Power in Waiting: Eli Simon at Simon Property Group
He took over just this year from his late father, who built the company into the nation's largest mall owner
Less than two months ago, the unhappy news was announced:
David Simon, the supreme tsar of everything mall related, had passed away at the extremely premature age of 64 of pancreatic cancer.
When the news broke, Commercial Observer was deep into the preparation of Power 100, and Simon’s name seemed like a gimme for the `26 list.
Simon Property Group (SPG) had an inarguably successful 2025. In the second quarter of last year, the real estate investment trust boasted an annual rise in net income from $493.5 million to $556.1 million. By the third quarter, funds from operations had gone from $1.15 billion to $1.21 billion and the REIT signed a dizzying 1,000 leases accounting for 4 million square feet of space.
They signed another 1,300 leases the next quarter, ending the year with 12 million square feet of space leased and at 96.4 percent occupancy.
If that’s not enough, SPG owns 26 out of the 46 best-
performing malls in the country.
This kind of success was never preordained.
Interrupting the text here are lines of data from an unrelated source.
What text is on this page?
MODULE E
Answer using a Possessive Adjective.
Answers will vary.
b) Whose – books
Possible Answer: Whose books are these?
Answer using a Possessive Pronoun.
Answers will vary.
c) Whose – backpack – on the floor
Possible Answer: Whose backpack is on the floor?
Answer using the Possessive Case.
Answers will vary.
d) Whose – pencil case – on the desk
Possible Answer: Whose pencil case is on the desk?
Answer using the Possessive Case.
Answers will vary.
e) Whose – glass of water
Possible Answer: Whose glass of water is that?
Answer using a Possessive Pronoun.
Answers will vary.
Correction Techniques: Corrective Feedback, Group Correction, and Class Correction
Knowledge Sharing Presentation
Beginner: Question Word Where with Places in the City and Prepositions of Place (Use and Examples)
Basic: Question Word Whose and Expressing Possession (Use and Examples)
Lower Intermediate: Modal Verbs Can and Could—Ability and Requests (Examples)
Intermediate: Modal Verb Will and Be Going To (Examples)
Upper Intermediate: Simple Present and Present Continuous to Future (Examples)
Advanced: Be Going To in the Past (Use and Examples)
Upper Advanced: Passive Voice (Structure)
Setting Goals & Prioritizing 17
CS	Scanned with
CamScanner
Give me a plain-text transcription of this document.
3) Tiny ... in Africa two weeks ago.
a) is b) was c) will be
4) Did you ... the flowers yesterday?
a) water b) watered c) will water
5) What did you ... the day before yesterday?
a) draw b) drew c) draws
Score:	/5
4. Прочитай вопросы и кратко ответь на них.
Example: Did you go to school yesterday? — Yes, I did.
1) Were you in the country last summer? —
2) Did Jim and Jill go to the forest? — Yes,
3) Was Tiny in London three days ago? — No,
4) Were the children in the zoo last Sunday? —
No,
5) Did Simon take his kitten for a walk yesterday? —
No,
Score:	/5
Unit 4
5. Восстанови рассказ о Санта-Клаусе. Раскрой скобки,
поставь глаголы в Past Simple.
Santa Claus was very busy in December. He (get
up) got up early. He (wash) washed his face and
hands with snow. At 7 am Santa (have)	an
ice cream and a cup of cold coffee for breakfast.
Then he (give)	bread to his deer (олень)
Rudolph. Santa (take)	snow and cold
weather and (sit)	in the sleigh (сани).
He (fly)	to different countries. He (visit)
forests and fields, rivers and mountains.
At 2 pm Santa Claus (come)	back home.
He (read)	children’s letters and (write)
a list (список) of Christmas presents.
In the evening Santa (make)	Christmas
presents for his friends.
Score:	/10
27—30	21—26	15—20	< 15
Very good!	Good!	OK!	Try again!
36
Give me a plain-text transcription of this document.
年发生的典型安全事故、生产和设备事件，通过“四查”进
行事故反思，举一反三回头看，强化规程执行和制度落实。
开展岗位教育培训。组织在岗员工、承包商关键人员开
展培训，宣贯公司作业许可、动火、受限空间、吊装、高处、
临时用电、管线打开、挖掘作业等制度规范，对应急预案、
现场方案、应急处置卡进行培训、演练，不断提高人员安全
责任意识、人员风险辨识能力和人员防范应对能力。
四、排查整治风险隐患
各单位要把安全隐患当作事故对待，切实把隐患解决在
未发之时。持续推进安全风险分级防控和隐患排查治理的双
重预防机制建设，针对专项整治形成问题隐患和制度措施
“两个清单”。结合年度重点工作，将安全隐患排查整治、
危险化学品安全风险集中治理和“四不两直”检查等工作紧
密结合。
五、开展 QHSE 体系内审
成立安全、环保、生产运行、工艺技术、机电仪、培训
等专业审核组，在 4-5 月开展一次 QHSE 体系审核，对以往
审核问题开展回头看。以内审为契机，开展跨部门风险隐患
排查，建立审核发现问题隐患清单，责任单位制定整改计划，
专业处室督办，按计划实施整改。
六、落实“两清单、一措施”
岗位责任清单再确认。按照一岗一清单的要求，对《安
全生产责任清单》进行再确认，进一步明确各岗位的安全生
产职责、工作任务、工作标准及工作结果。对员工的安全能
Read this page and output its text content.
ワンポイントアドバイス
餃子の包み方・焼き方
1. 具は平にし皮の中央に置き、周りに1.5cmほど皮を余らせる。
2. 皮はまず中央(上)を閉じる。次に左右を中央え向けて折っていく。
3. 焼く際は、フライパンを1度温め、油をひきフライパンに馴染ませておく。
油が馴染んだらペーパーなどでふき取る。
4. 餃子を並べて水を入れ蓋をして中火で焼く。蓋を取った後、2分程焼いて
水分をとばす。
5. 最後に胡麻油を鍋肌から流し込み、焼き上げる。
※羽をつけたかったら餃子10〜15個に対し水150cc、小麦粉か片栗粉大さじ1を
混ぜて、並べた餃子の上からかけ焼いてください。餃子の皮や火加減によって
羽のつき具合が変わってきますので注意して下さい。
Back in 2020, the REIT lost about $1 billion in revenue in the throes of COVID closures. But as that annus horribilis ended, SPG took the counterintuitive decision of doubling its bets — it plunked down $3.4 billion to buy 26 malls from Taubman Realty Group. (Last November, it bought up the remaining 12 percent of the company.)
Ever since, SPG has been slowly and methodically readying the kingdom for the current atmosphere, spending money to improve food courts, bringing in new entertainment, trying out the latest pop-ups — all in all, preparing smartly for retail’s rebirth.
David Simon had known for a while that he had cancer and began preparing his oldest son, Eli, to step into his shoes. Now that the inevitable day has come, it is time to look at the successor.
We don’t know a lot about Eli Simon yet. “Eli reminds people of his father,” the Wall Street Journal wrote last summer as the preparation for the handover began to be discussed publicly. “They are both self-driven, obsessed with the mall business and hyper-detail oriented, say people who have worked with them.” (Eli, a Wharton grad who was only 37 when last year’s story came out, is more easygoing than his dad, according to the Journal.)
While it would be a little premature to say that this new figure will carry on in exactly the same manner as his father, Eli Simon might be a prime candidate for Power 100 `27.